I’ve been quiet about his affair. Up until recently, only a very few close friends knew the whole story. I was too ashamed. My pride was too high to let anyone know I was “second choice” (though, he says that is not how he would describe that). She’s a freaking wreck for God’s sake. She’s messed up in every definition of the word. There is only one way to beat crazy and that is the let crazy beat herself. She’s winning 😉
I’m tired. Tired of living behind this secret in the midst of our separation.
I don’t need to tell people to gain friends. Because, honestly, if an affair makes you my friend, I don’t want to be friends. I don’t want to hurt anyone. Well, that’s not true… I would love to inflict every ounce of pain to her mostly. But he needs it too. (Secretly that kills me. I see his hurt. I don’t want him to hurt any more.) He’s never felt the professional consequences of this, only the personal. And to be honest, I think the professional is worse for him.
I’ve made it known. I cried typing the words to a mutual friend and former co-worker of his. But I did it. I knew she would blab it all over the legal community within weeks. I knew she was the conduit to make it all known and start us on the road to finality.
I wasn’t prepared to hear what the greater professional community had to say. Of course they know “her” and they are not surprised because she’s a master manipulator and her divorce is a gossip item (she doesn’t want to pay her ex-husband a dime.) Her reputation and the news of the affair are of no surprise. The affair with my husband, a very well respected man of integrity in the community… well…. that’s another story. He’s a bit vane so for some it’s hilarious that HE is just as low as the rest of them (because up until this I only knew of one lawyer that did not sleep around). Now he’s among the ranks of the rest of the pigs around here. To others they are in utter shock because of “her” reputation and how little respect she actually has within the community.
Yet, I continue to pray for the reunion of my family. Why? Because I fully believe that is how God created us. I fully believe that is God’s way. Marriage. Work through your shit and remain whole. Separation???? Yes, that is necessary sometimes and it’s OK. But to divorce in this situation doesn’t seem biblical.

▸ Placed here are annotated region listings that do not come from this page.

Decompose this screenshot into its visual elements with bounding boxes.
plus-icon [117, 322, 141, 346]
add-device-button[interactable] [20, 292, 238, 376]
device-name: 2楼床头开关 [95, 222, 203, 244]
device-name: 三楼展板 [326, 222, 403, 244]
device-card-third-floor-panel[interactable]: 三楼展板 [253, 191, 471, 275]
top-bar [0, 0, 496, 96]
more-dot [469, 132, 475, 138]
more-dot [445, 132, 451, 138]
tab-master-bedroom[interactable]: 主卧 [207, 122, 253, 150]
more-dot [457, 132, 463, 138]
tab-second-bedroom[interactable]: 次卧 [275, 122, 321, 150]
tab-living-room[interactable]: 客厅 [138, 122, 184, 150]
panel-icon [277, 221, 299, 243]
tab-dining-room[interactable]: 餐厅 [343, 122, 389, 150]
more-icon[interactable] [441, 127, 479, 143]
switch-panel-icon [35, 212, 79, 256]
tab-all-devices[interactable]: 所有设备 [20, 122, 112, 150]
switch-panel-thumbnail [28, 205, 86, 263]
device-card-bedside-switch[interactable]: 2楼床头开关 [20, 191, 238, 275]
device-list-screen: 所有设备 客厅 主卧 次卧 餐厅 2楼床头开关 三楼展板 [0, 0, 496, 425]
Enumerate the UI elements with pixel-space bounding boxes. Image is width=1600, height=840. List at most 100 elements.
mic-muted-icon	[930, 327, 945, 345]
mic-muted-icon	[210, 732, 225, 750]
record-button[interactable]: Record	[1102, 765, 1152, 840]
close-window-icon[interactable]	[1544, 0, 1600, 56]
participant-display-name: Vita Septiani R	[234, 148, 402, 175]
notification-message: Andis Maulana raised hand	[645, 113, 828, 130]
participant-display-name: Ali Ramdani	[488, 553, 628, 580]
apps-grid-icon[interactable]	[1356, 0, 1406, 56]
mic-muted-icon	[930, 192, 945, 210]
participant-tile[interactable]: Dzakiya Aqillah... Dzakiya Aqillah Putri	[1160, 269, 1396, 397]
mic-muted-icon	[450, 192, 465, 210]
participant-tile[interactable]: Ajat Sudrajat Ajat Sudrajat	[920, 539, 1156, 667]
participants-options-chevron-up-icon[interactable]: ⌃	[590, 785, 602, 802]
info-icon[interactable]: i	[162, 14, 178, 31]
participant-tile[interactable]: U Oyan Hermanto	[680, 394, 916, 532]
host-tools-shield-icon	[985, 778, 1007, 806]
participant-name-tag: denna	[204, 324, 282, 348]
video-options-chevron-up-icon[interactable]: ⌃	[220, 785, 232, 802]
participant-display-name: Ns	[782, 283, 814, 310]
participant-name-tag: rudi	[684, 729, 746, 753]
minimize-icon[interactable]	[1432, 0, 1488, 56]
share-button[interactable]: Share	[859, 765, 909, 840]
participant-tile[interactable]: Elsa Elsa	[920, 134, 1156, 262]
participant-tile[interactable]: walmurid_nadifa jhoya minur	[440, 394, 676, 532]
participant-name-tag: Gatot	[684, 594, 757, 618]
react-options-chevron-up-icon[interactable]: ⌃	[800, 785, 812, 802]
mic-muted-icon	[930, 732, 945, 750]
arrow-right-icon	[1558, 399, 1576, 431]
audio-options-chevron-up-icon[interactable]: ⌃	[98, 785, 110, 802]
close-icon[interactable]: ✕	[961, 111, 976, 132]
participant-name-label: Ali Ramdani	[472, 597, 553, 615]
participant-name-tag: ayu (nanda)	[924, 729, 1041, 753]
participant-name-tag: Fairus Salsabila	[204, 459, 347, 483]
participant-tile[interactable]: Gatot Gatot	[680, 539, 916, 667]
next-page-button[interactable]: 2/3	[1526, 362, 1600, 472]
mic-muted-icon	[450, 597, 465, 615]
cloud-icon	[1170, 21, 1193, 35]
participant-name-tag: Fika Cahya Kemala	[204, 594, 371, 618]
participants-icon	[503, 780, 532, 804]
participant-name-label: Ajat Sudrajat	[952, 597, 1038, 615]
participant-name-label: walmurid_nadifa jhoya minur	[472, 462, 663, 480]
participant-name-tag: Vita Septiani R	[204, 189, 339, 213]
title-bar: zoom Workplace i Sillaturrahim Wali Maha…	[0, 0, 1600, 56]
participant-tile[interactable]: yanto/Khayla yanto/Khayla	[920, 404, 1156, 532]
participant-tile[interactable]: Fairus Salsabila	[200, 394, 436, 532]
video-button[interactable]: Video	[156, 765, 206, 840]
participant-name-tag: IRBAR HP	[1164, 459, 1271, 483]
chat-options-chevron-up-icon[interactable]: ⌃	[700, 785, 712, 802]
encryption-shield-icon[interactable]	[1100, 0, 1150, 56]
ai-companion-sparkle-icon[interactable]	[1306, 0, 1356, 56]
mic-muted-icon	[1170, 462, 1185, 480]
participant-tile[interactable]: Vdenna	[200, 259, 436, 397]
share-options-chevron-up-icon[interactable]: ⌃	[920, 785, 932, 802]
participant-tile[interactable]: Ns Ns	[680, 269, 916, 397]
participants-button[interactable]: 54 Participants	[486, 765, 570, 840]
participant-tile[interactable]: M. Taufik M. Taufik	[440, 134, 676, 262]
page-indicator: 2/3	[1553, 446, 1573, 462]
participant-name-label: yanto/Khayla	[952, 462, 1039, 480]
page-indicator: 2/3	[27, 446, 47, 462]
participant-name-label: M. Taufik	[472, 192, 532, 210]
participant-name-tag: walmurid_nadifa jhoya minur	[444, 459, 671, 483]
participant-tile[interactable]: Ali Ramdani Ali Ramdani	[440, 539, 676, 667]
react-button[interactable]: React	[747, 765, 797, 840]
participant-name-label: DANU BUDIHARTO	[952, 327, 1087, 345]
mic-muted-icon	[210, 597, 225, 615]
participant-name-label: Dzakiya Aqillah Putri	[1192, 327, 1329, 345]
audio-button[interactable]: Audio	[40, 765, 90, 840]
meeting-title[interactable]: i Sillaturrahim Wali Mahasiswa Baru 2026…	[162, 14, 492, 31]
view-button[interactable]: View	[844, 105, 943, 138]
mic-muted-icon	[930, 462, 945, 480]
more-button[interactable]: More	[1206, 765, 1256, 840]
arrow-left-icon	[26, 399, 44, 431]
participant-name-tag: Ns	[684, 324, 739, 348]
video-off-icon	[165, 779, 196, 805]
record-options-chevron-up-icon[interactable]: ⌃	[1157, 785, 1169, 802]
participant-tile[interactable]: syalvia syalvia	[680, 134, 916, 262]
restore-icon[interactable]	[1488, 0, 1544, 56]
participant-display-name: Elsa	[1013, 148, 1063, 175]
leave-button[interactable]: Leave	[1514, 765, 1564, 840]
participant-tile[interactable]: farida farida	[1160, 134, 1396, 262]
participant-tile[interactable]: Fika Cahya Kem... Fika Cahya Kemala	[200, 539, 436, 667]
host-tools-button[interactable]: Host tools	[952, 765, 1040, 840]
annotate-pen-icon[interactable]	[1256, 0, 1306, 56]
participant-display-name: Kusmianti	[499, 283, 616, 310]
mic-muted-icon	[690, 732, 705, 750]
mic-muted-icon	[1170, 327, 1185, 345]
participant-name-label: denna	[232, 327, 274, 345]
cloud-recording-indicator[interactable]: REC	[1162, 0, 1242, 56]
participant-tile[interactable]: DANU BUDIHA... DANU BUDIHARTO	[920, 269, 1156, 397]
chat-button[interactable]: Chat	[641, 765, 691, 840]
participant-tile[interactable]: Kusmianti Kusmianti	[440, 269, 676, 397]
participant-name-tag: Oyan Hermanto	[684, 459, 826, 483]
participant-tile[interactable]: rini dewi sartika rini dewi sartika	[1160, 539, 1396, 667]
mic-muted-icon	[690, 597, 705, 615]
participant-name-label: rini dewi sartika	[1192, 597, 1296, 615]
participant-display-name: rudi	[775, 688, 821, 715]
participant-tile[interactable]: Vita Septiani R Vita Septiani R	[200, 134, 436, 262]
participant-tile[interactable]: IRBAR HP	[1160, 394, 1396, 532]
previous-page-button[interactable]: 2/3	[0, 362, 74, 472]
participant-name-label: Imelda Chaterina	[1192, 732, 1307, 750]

I realize the bible excuses divorce in the instance of adultery. But… I don’t feel as though I can use this excuse as he is very remorseful and to a large extent redemptive. However… he has an awe of self problem and his addiction to financial security prevent us from being together. I feel, as a wife, I am required to stand by him and honor and respect him no matter what. He’s asked for God’s forgiveness and whether I like it or not, he’s going to get it. That’s the wonderful gift of God’s mercy. So I feel it is also my part to honor that gift he received and work to move on. With him. And the kids. As a family. What I don’t know, is if protecting him is/was right or wrong? I think to be fully made new we need to make known the entire deal…. the affair. Also, that seems to be a friendship gauge so that’s good to know!! But really, it matters little, what I WANT to do. If I am going to live according to God’s will I need to do what Jesus would do and forgive him, allow God’s gift of mercy and grace and move on. Separate if he’s unwilling to live according to the word and pray and pray and pray. Pray God opens is eyes and heart to accept that gift and to feel the honor and respect I am giving him.
He’s not happy with it. He doesn’t feel he deserves it. But he gets it whether he wants it or not. It’s a gift and it’s already his. He tells me to do whatever is right for me. My response is always the same, “I will do what is required in the bible and I will fulfill my duties as a wife until the day I’m no longer a wife.” And I’m sure if I know me, that won’t stop me from being a wife. I can be a real sadistical bitch when my head brings me back to 2014/2015 but I am getting pretty good at praying before any major interactions. I will always revert to being a wife. But a good wife this time.